3 Reasons For The Current Market Turmoil
But the reality proved to be unpredictable – on June 14, Bitcoin plunged to $20,800, the minimum since December 2020. As of 15.00 UTC, the first cryptocurrency is trading at $22,200, it has lost 5% in price in the last 24 hours and 25% during the past week. The total crypto market cap plunged below $1 trillion.
There are thought to be three major reasons for the current crash:
- Amid growing inflation, the market expects the Federal Reserve to increase the interest rates, which could reinforce recession;
- Lower Fed rates may push investors to reduce the risk and abandon volatile assets including cryptocurrency;
- The fear index is still high following the Terra & UST collapse.
ChangeNOW reviews the market situation and speculates whether or not the turmoil is a natural market movement.
Inflation and the Fed Rates
Last Friday, U.S. authorities published the May inflation data: the price increase accelerated to a 40-year maximum of 8.6%. The stock market reacted with a crash – S&P 500 collapsed by 20% from its highest point in January.
In the last few months, Bitcoin has been demonstrating a record-high correlation with stocks: in Q1 2022, the indicator surged to almost 70%. “Crypto was originally intended to be a separate decentralized environment, independent of traditional markets.

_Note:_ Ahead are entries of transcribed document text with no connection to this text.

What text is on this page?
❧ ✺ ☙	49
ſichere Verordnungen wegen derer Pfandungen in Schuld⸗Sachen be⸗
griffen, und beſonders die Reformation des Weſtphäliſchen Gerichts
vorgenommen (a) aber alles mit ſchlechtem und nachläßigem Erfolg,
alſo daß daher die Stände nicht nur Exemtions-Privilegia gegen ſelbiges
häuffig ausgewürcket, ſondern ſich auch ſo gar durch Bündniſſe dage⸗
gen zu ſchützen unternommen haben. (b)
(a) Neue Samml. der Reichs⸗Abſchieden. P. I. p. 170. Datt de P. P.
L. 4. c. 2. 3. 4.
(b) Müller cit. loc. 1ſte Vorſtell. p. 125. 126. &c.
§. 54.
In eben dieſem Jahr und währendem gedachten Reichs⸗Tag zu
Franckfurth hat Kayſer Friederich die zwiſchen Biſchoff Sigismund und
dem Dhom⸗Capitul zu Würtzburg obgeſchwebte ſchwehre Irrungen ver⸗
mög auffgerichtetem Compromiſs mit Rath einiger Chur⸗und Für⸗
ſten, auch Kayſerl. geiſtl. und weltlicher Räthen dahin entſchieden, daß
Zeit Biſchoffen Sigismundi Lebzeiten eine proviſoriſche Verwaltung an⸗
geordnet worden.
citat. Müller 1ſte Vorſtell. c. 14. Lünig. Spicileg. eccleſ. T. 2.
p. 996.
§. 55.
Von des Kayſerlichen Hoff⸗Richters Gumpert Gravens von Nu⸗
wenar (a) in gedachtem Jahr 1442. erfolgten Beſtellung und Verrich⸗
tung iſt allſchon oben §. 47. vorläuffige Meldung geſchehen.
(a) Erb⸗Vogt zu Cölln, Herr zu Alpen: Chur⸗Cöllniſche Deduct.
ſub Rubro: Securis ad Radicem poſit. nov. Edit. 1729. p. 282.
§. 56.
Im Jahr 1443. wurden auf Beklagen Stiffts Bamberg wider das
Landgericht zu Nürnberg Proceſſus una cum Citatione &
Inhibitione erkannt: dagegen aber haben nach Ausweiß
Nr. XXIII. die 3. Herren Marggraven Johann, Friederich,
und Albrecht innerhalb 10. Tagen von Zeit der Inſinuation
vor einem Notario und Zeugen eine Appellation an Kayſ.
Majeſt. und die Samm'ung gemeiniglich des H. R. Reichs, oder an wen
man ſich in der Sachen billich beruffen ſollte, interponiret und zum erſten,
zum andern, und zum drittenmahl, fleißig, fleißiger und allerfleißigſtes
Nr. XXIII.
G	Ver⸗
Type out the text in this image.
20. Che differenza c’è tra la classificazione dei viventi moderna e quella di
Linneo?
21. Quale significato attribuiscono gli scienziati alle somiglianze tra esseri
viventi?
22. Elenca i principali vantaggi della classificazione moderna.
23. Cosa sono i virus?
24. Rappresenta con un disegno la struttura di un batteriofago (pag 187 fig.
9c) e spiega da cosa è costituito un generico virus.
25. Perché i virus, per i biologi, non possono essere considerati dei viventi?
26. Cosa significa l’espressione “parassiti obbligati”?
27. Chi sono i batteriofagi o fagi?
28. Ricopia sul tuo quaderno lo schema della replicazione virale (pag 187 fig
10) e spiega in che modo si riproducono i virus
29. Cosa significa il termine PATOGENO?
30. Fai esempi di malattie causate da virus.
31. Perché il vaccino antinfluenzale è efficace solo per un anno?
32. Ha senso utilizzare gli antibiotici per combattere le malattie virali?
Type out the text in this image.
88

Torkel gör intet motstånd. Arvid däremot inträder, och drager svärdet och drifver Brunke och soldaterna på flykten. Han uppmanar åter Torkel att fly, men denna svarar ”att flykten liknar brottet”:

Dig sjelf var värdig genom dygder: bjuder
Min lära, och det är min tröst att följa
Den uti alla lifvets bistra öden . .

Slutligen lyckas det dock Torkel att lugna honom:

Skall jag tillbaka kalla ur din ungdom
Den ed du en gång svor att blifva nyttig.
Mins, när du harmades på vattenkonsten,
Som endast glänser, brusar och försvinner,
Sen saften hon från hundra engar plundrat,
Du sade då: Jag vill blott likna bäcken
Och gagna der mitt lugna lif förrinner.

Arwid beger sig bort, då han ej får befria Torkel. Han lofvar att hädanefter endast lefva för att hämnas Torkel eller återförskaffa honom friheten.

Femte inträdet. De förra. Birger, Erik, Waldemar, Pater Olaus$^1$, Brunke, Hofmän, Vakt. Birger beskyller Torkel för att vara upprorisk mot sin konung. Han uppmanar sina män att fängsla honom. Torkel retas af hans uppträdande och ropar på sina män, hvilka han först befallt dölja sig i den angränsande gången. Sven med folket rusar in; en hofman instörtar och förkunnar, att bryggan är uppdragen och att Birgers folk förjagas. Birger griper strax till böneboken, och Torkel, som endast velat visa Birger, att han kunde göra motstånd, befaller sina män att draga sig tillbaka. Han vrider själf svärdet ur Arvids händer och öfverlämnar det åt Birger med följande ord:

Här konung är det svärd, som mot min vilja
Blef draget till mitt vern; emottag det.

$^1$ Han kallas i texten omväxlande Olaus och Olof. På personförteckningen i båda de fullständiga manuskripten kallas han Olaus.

Things have changed considerably since then,” explains Mike Ermolaev, ChangeNOW’s Head of PR, in a comment for Forbes.
“There has been a lot of money flowing into crypto from traditional markets these past couple of years,” says Mike. This explains why many investors treat crypto as just another type of asset today. And that’s why now, together with Big Tech and the stock market, cryptocurrency reacted to the news with a similar downfall.
Why does high inflation makes the markets plummet? Once the Friday data had been published, the investors changed their expectations: they now believe that the Federal Reserve is to increase the interest rates in response to inflation. This is likely to reduce credit availability, decrease the consumer activity, and cause recession as a result. Such negative anticipation shapes pessimistic sentiment among investors whose emotional state affects the market to a large extent. In a recent discussion with Invezz, Mike Ermolaev explained in more detail how Fed rates influence Bitcoin.
Risk Reduction…
The Federal Reserve has already increased interest rates in 2022, but that hasn’t stopped the inflation. The market is now worried that the Fed now will demonstrate even stronger dedication to the tightening of its policy.
As key rates increase, the tools such as the U.S. treasury bonds are likely to become more profitable. Investors expecting the unfolding of recession are giving up high-yield and high-risk assets like stocks and cryptocurrencies – and raise their stakes in low-risk bonds that are to bring more returns than before.
… Means Fear
The crypto market turmoil is aggravated by investors’ fears related to DeFi and the Luna/UST collapse consequences. The market players are expecting other major collapses in the industry and try to protect their savings by closing their positions. The Fear & Greed index has been in the extreme values during the last month.
Just A Market Cycle?
The Fed rate concerns, low-risk diversification, and fears cause a massive self-containing sellout of crypto assets. However, these may be just the “catalysts” for a natural decline: cycles are inherent to any market, and cryptocurrency is not an exception. After record growth in 2021, we’ve entered a bear phase – it had been predicted but unrolled faster and more dramatically than we expected.
ChangeNOW will keep an eye on the situation. The closest big date to watch over is June 15, when the Federal Reserve decides on the rate hike.